URBANISTICA EDILIZIA
1. Si introduce un nuovo
comma 1-bis dell’art. 14 del Testo Unico Edilizia, dove si stabilisce che “per gli interventi di ristrutturazione edilizia e di ristrutturazione
urbanistica, attuati anche in aree industriali dismesse, è ammessa la richiesta
di permesso di costruire anche in deroga alle destinazioni d’uso, previa
deliberazione del Consiglio comunale che ne attesta l’interesse pubblico”.
Si
aumentano così le possibili deroghe agli
strumenti urbanistici estese anche alla aree industriali. Non si tratta di un provvedimento contro il
consumo di suolo ma a tutela del consumo di suolo. Infatti la deroga, in
queste ipotesi, non riguarderà soltanto i limiti di densità edilizia, altezza e
di distanza tra i fabbricati, potendosi prevedere anche destinazioni d’uso diverse
rispetto a quanto programmato dagli strumenti di pianificazione come si
evince dal testo sopra riportato. Soprattutto si lascia tutto in mano alla classe amministrativa locale che,
tranne rare eccezioni ha sempre dimostrato più vicinanza agli interessi dei cementificatori magari con le scuse del “recupero urbano di aree dismesse”.
2.
Si prevede sempre modificando il Testo Unico Edilizia:
“1. Salva
diversa previsione da parte delle leggi regionali, costituisce mutamento
rilevante della destinazione d'uso ogni forma di utilizzo dell'immobile o della
singola unità immobiliare diversa da
quella originaria, ancorché non accompagnata dall'esecuzione di opere edilizie,
purché tale da comportare l'assegnazione dell'immobile o dell'unita'
immobiliare considerati ad una diversa categoria funzionale tra quelle sotto
elencate:
a) residenziale e turistico-ricettiva;
b) produttiva e direzionale;
c) commerciale;
d) rurale.
2. La destinazione d'uso di un fabbricato o di una unita' immobiliare e' quella prevalente in termini di superficie utile.
3. Salva diversa previsione da parte delle leggi regionali e degli strumenti urbanistici comunali, il mutamento della destinazione d'uso all'interno della stessa categoria funzionale è sempre consentito”.
a) residenziale e turistico-ricettiva;
b) produttiva e direzionale;
c) commerciale;
d) rurale.
2. La destinazione d'uso di un fabbricato o di una unita' immobiliare e' quella prevalente in termini di superficie utile.
3. Salva diversa previsione da parte delle leggi regionali e degli strumenti urbanistici comunali, il mutamento della destinazione d'uso all'interno della stessa categoria funzionale è sempre consentito”.

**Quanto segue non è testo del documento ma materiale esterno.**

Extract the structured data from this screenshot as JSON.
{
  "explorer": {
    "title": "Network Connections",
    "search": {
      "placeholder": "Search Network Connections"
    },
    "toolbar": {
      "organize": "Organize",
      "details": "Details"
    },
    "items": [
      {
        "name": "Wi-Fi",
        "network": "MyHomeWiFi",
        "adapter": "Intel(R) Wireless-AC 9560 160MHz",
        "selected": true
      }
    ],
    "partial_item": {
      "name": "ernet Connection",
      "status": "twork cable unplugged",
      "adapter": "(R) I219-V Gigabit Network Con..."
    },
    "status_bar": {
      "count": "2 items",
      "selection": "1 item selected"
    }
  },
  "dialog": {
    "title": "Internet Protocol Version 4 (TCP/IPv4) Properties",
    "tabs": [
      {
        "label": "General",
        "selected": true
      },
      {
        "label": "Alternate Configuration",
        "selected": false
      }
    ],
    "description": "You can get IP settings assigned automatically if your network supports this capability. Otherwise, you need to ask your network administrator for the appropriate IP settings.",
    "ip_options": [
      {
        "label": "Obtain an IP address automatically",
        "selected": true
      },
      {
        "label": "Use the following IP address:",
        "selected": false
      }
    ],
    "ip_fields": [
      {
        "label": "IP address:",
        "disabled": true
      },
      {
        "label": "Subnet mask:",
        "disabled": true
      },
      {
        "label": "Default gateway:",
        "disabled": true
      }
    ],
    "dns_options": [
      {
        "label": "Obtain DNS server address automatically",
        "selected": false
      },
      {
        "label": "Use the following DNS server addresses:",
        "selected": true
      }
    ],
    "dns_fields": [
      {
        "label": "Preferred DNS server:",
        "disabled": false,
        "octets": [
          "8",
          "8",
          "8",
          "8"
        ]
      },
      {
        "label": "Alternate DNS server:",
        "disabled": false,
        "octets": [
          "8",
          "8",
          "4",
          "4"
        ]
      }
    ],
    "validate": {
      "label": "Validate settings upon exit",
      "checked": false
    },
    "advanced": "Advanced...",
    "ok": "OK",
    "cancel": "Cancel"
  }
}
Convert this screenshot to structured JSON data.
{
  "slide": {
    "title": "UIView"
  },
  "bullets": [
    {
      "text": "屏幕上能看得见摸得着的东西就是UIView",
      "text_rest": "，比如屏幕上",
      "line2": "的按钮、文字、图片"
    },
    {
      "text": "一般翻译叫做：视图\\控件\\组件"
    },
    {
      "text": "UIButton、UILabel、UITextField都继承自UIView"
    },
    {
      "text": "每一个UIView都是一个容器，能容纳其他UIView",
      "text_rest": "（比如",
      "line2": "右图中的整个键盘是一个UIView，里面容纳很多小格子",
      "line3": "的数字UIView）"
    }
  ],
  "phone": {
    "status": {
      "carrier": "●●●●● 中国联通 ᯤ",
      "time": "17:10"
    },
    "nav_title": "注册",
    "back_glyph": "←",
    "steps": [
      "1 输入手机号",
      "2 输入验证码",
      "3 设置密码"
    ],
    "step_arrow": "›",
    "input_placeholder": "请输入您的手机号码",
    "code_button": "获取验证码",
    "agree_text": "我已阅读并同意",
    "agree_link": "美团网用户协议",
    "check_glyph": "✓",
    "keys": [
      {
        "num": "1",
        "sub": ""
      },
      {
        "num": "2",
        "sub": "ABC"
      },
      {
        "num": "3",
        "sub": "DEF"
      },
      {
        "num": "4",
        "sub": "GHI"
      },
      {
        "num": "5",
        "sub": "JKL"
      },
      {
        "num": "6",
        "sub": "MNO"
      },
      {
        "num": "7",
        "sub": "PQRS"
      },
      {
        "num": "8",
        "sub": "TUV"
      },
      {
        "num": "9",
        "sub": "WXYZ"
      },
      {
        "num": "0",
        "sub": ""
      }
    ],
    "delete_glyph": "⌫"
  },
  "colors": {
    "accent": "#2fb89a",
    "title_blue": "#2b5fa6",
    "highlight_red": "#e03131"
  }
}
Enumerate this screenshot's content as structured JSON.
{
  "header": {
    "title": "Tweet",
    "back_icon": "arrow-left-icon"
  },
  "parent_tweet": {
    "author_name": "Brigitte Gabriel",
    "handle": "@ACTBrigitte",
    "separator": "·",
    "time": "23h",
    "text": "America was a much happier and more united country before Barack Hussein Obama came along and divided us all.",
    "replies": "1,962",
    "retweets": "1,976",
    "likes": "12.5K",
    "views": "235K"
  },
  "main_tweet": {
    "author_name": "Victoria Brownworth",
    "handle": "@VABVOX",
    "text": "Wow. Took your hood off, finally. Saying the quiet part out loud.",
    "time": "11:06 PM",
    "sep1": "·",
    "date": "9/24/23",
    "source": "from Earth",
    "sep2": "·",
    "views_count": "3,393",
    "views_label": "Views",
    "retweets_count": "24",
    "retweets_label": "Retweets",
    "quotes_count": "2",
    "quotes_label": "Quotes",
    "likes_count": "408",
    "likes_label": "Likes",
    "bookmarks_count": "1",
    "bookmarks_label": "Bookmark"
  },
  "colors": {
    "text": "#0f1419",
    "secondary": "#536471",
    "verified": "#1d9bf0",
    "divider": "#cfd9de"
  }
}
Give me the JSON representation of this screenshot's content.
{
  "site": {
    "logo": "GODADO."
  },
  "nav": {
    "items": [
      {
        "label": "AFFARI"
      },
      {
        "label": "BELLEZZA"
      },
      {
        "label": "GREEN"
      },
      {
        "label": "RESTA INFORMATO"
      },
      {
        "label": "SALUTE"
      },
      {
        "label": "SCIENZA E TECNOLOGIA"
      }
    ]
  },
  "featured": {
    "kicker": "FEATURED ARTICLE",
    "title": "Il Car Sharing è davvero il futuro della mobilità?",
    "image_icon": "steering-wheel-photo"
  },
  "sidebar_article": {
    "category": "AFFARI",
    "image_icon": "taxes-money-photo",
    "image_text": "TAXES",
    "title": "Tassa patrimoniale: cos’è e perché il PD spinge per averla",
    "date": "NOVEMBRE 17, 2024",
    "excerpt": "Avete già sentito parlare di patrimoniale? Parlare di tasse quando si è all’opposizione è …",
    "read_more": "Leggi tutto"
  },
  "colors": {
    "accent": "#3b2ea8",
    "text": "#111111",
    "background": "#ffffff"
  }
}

La domanda che sorge spontanea è perché garantire
comunque la nuova destinazione d’uso anche ad aree industriale oltre a quelle
direzionali considerata la enorme diversità di carico urbanistico (per qualità e
quantità di spazi pubblici necessari). Per non parlare dei profili di
incostituzionalità contenuti nel terzo comma della norma sopra riportata con la
quale si prevede che la norma statale (si tratta ripeto del Testo Unico della
edilizia) possa essere modificata da legge regionale.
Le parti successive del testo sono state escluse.